Brees, who went into Monday night's game with 19,942 career yards, eclipsed the 20,000-yard mark on his seventh completion of the evening -- a 36-yard toss to tight end Billy Miller.
Brees went on to throw for 328 yards against the Falcons and now has 20,278 yards for his seven-year NFL career. He has 7,922 yards since coming to the Saints in 2006.
--Wide receiver Marques Colston posted a single-season career high in receptions while catching nine balls for 92 yards and two scores.
His first catch of the night to start the Saints' third drive was his 71st this season -- which surpassed his total of 70 receptions last year as a rookie.

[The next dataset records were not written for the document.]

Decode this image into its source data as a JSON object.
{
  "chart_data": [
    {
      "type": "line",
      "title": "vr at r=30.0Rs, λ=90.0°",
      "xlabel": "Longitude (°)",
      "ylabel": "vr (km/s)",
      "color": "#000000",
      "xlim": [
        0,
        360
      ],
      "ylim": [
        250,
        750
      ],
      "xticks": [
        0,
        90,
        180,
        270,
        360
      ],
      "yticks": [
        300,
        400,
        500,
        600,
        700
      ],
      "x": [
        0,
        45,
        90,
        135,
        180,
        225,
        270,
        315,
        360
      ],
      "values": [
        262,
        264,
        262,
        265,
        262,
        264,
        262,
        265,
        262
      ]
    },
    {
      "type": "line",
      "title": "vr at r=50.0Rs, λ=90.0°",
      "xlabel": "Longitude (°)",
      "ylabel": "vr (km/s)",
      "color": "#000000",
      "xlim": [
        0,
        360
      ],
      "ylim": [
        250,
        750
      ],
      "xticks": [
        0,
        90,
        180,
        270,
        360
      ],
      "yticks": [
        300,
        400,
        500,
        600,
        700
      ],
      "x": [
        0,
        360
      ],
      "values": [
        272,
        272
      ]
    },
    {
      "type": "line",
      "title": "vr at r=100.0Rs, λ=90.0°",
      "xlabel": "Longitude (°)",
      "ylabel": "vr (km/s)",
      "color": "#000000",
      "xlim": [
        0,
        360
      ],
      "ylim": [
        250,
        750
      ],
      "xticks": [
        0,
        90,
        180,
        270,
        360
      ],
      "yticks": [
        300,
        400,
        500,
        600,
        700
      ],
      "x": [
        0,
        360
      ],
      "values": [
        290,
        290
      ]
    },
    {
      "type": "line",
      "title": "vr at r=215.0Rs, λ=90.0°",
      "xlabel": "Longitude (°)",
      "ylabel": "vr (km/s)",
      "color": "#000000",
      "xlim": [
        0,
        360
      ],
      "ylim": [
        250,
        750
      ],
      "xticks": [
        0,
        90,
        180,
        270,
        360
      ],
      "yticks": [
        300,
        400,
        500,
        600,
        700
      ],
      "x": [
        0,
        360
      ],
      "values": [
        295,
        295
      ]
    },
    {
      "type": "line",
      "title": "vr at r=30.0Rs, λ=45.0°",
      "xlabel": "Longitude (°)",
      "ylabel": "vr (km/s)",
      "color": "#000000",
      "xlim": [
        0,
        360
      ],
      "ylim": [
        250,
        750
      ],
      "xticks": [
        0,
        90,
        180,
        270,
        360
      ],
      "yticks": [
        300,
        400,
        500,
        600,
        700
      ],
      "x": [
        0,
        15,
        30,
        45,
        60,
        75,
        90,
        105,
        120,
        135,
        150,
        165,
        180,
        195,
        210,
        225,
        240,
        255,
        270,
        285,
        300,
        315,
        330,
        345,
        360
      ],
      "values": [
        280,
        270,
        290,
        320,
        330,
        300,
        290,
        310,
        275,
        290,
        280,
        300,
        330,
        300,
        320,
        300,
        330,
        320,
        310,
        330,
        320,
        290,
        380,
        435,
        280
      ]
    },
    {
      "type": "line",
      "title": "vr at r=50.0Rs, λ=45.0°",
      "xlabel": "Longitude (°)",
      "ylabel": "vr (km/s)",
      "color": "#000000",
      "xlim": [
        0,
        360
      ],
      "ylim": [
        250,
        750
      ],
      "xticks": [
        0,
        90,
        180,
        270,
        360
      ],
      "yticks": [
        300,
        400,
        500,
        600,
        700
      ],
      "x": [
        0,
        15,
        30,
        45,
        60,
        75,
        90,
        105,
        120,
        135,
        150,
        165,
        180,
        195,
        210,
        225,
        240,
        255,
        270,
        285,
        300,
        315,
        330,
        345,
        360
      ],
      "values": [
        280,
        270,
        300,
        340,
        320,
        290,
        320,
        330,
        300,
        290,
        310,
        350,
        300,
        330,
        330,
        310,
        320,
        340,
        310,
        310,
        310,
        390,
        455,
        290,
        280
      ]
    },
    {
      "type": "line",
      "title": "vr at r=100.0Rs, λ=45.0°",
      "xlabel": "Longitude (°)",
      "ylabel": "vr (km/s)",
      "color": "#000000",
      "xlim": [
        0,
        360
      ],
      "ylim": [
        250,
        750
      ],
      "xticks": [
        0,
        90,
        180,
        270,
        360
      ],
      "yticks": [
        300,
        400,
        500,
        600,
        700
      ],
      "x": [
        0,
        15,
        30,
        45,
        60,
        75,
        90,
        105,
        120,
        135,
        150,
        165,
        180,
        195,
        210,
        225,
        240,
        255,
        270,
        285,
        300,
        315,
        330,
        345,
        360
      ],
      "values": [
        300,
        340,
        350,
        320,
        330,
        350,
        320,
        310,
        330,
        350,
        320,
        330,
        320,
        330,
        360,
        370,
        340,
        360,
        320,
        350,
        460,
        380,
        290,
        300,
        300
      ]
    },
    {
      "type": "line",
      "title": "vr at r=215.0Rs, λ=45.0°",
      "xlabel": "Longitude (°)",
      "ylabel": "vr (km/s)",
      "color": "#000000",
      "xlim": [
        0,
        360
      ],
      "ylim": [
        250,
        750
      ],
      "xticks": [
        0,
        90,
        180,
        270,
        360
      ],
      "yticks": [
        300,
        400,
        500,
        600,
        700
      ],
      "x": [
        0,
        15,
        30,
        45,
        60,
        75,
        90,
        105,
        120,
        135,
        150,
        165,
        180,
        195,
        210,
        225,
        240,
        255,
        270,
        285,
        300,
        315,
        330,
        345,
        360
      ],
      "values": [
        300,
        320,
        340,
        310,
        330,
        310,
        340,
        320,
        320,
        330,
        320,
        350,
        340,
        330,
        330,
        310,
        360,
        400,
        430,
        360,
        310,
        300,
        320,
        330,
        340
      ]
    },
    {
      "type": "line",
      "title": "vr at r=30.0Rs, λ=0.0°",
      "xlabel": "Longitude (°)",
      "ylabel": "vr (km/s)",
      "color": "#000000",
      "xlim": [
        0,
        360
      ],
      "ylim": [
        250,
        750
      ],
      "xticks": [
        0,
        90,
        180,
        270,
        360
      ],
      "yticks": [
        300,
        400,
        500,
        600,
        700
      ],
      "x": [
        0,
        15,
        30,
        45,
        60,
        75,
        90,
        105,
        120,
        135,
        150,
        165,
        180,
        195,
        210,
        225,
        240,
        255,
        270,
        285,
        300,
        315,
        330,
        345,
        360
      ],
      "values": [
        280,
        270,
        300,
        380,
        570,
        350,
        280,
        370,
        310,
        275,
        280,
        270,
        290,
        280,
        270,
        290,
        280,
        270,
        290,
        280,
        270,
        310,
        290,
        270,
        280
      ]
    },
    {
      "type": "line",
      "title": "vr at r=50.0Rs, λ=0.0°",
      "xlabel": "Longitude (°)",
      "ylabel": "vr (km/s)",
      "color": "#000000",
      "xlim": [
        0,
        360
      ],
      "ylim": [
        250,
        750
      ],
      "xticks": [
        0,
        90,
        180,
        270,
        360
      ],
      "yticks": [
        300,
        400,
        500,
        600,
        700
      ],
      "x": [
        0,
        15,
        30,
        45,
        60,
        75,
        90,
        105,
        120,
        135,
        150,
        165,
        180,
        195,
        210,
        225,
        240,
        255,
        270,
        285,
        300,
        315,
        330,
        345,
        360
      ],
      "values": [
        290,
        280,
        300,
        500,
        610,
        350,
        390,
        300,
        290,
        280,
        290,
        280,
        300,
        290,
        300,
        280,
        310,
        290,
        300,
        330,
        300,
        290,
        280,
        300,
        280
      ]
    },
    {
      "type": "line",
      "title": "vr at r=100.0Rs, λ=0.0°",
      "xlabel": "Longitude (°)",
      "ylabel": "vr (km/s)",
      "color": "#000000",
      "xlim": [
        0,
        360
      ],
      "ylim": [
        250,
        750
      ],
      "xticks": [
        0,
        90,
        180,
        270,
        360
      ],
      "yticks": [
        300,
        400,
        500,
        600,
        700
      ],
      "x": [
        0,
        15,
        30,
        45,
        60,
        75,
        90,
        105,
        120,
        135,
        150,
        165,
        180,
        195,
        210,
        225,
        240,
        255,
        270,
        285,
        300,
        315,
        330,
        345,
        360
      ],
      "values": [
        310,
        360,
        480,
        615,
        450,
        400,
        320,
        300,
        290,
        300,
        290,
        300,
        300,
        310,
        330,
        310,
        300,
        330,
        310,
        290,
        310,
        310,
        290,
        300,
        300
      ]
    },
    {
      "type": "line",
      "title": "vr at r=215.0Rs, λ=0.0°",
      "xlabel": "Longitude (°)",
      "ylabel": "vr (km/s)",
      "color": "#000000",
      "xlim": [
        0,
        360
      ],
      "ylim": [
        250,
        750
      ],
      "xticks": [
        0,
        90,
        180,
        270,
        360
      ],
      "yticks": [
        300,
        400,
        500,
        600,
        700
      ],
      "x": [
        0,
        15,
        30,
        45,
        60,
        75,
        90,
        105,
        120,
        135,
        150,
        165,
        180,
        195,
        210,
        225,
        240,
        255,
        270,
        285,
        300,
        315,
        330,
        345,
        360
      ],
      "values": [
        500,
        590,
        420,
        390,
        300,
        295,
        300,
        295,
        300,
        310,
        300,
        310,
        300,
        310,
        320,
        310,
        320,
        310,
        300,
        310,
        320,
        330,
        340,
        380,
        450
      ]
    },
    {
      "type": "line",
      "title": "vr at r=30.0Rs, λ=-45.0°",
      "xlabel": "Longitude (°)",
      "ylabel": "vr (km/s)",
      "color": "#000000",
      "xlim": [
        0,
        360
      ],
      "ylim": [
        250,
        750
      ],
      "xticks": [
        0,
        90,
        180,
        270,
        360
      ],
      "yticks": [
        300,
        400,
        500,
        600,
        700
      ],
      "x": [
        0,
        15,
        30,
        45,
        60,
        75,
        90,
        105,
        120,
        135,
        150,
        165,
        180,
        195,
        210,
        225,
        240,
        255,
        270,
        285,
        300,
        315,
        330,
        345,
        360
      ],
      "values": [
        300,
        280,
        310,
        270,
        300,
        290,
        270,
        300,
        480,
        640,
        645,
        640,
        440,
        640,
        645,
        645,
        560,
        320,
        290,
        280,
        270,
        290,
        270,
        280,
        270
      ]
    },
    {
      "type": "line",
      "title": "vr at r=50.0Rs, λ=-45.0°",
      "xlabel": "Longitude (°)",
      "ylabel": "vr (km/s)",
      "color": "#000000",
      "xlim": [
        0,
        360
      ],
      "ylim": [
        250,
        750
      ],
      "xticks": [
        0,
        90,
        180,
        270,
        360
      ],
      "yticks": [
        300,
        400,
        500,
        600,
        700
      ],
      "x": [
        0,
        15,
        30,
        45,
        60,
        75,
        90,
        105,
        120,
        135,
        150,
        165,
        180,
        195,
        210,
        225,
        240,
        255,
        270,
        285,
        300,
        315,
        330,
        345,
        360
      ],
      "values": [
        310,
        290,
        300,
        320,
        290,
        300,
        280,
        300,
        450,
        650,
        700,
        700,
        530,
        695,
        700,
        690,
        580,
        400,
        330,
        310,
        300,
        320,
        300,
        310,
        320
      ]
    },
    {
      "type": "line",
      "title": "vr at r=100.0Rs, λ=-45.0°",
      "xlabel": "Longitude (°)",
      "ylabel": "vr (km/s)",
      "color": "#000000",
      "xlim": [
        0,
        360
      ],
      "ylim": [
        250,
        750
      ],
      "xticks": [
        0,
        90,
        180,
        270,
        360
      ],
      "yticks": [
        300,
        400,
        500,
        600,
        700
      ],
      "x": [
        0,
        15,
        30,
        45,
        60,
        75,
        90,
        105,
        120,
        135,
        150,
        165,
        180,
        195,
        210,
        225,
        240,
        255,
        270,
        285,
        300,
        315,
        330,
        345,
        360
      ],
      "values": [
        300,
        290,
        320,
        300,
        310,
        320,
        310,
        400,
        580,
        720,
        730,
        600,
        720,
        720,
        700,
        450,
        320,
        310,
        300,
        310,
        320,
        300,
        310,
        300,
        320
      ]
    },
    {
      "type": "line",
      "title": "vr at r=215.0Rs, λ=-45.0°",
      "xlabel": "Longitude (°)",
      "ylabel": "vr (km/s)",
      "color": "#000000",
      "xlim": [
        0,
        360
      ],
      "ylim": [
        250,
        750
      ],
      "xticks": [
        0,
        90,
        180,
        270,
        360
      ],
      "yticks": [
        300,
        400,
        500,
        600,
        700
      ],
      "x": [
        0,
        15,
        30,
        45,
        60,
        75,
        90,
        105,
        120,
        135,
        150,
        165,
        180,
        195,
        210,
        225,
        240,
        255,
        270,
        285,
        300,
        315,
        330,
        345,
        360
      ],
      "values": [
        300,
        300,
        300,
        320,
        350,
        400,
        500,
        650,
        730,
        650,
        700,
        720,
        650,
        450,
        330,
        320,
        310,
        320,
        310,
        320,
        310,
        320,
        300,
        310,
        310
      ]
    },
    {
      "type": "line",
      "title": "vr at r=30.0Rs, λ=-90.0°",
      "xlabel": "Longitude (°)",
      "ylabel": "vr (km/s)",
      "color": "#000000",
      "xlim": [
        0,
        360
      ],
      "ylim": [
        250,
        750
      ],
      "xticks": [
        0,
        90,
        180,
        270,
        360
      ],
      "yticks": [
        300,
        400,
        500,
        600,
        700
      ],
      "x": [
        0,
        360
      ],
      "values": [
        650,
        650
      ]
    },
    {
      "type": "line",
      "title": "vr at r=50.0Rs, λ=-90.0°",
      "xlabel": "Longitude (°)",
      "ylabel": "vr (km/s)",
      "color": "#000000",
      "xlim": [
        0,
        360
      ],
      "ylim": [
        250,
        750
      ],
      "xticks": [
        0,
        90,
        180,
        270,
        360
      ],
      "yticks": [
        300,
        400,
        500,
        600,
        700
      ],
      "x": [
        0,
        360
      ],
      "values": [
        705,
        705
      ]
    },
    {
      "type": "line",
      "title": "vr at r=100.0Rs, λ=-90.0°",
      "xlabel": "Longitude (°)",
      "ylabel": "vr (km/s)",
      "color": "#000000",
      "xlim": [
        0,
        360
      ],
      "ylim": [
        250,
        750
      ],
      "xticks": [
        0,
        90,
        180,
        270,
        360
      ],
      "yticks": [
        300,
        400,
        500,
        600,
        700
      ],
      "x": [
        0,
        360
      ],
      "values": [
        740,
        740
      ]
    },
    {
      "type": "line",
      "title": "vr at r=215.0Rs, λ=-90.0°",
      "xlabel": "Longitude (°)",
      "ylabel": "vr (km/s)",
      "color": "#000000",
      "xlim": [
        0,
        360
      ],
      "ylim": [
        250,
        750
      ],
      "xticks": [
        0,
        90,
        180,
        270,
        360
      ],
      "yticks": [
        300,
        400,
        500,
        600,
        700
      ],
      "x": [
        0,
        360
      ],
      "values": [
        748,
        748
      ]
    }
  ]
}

--Cornerback Mike McKenzie, who normally plays only on the left side, moved to the right side in the first period to cover Falcons wide receiver Roddy White. He later beat McKenzie for a 33-yard TD catch.
--FS Josh Bullocks was a late scratch after injuring a quadriceps muscle during pre-game warmups Monday night.
--FS Kevin Kaesviharn made his first start at safety for the Saints in filling in for an injured Josh Bullocks.
--TE Eric Johnson injured his groin while making a 13-yard catch late in the second quarter and sat out the second half.
--K Olindo Mare was helped off the field with a hip or leg injury, which occurred when he made a tackle on a kickoff with less than three minutes remaining in the game.
--RB Pierre Thomas returned Monday night after missing last week's game with Tampa Bay because of a bruised kidney.
--RB Jamaal Branch was signed from the practice squad to provide depth in the backfield because Reggie Bush was inactive with a knee injury.
--S Jay Bellamy was released to open a roster spot for Branch.